Methods: We performed a prospective study to compare the accuracy of the Glasgow Blatchford score (GBS), an age-extended GBS (EGBS), the Rockall score, the Baylor bleeding score, and the Cedars-Sinai Medical Center predictive index in predicting patients' (1) need for hospital-based intervention or 30-day mortality, (2) suitability for early discharge, (3) likelihood of rebleeding, and (4) mortality. We analyzed the area under receiver operating characteristic (AUROC) curve, sensitivity, specificity, and positive and negative predictive values for each system. The study included 831 consecutive patients admitted with UGIH during a 2-year period.
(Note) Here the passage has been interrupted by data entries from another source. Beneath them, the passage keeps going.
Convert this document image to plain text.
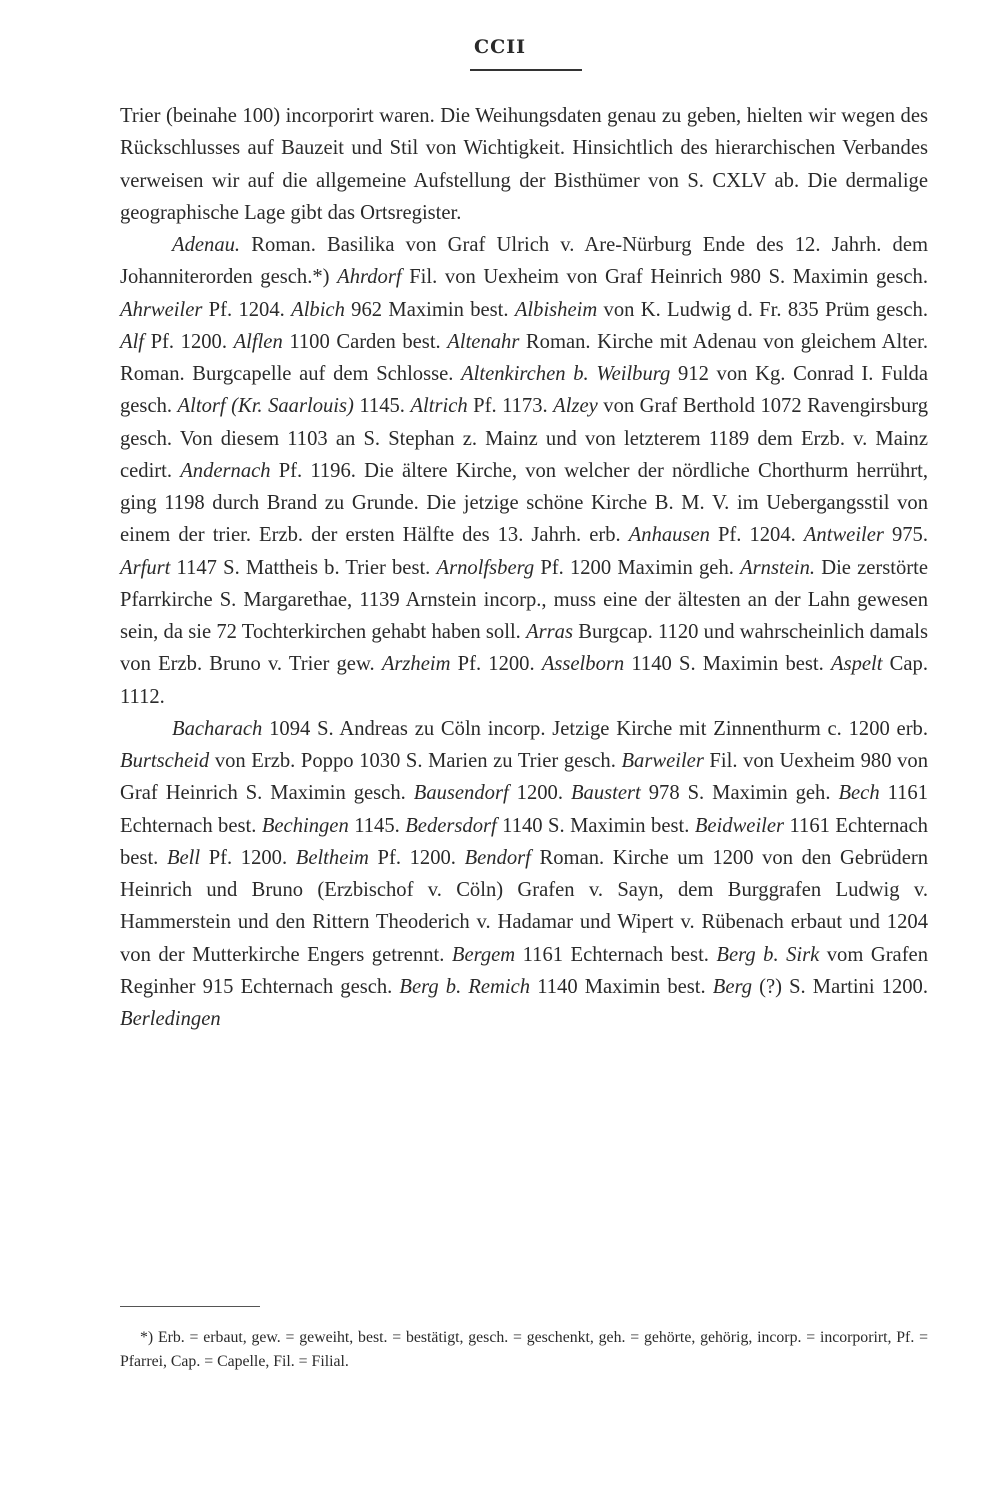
CCII

Trier (beinahe 100) incorporirt waren. Die Weihungsdaten genau zu geben, hielten wir wegen des Rückschlusses auf Bauzeit und Stil von Wichtigkeit. Hinsichtlich des hierarchischen Verbandes verweisen wir auf die allgemeine Aufstellung der Bisthümer von S. CXLV ab. Die dermalige geographische Lage gibt das Ortsregister.

Adenau. Roman. Basilika von Graf Ulrich v. Are-Nürburg Ende des 12. Jahrh. dem Johanniterorden gesch.*) Ahrdorf Fil. von Uexheim von Graf Heinrich 980 S. Maximin gesch. Ahrweiler Pf. 1204. Albich 962 Maximin best. Albisheim von K. Ludwig d. Fr. 835 Prüm gesch. Alf Pf. 1200. Alflen 1100 Carden best. Altenahr Roman. Kirche mit Adenau von gleichem Alter. Roman. Burgcapelle auf dem Schlosse. Altenkirchen b. Weilburg 912 von Kg. Conrad I. Fulda gesch. Altorf (Kr. Saarlouis) 1145. Altrich Pf. 1173. Alzey von Graf Berthold 1072 Ravengirsburg gesch. Von diesem 1103 an S. Stephan z. Mainz und von letzterem 1189 dem Erzb. v. Mainz cedirt. Andernach Pf. 1196. Die ältere Kirche, von welcher der nördliche Chorthurm herrührt, ging 1198 durch Brand zu Grunde. Die jetzige schöne Kirche B. M. V. im Uebergangsstil von einem der trier. Erzb. der ersten Hälfte des 13. Jahrh. erb. Anhausen Pf. 1204. Antweiler 975. Arfurt 1147 S. Mattheis b. Trier best. Arnolfsberg Pf. 1200 Maximin geh. Arnstein. Die zerstörte Pfarrkirche S. Margarethae, 1139 Arnstein incorp., muss eine der ältesten an der Lahn gewesen sein, da sie 72 Tochterkirchen gehabt haben soll. Arras Burgcap. 1120 und wahrscheinlich damals von Erzb. Bruno v. Trier gew. Arzheim Pf. 1200. Asselborn 1140 S. Maximin best. Aspelt Cap. 1112.

Bacharach 1094 S. Andreas zu Cöln incorp. Jetzige Kirche mit Zinnenthurm c. 1200 erb. Burtscheid von Erzb. Poppo 1030 S. Marien zu Trier gesch. Barweiler Fil. von Uexheim 980 von Graf Heinrich S. Maximin gesch. Bausendorf 1200. Baustert 978 S. Maximin geh. Bech 1161 Echternach best. Bechingen 1145. Bedersdorf 1140 S. Maximin best. Beidweiler 1161 Echternach best. Bell Pf. 1200. Beltheim Pf. 1200. Bendorf Roman. Kirche um 1200 von den Gebrüdern Heinrich und Bruno (Erzbischof v. Cöln) Grafen v. Sayn, dem Burggrafen Ludwig v. Hammerstein und den Rittern Theoderich v. Hadamar und Wipert v. Rübenach erbaut und 1204 von der Mutterkirche Engers getrennt. Bergem 1161 Echternach best. Berg b. Sirk vom Grafen Reginher 915 Echternach gesch. Berg b. Remich 1140 Maximin best. Berg (?) S. Martini 1200. Berledingen

*) Erb. = erbaut, gew. = geweiht, best. = bestätigt, gesch. = geschenkt, geh. = gehörte, gehörig, incorp. = incorporirt, Pf. = Pfarrei, Cap. = Capelle, Fil. = Filial.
Results: The GBS and EGBS better predicted patients' need for hospital-based intervention or 30-day mortality than the other systems (AUROC, 0.93; P < .001) and were also better in identifying low-risk patients (sensitivity values, 0.27-0.38; specificity values, 0.099-1). The EGBS identified a significantly higher proportion of low-risk patients than the GBS (P = .006). None of the systems accurately predicted which patients would have rebleeding or patients' 30-day mortality, on the basis of low AUROC and specificity values.
Conclusions: The GBS accurately identifies patients with UGIH most likely to need hospital-based intervention and also those best suited for outpatient care. The EGBS seems promising but must be validated externally. No scoring system seems to accurately predict patients' 30-day mortality or rebleeding. ClinicalTrials.gov number, NCT01589250.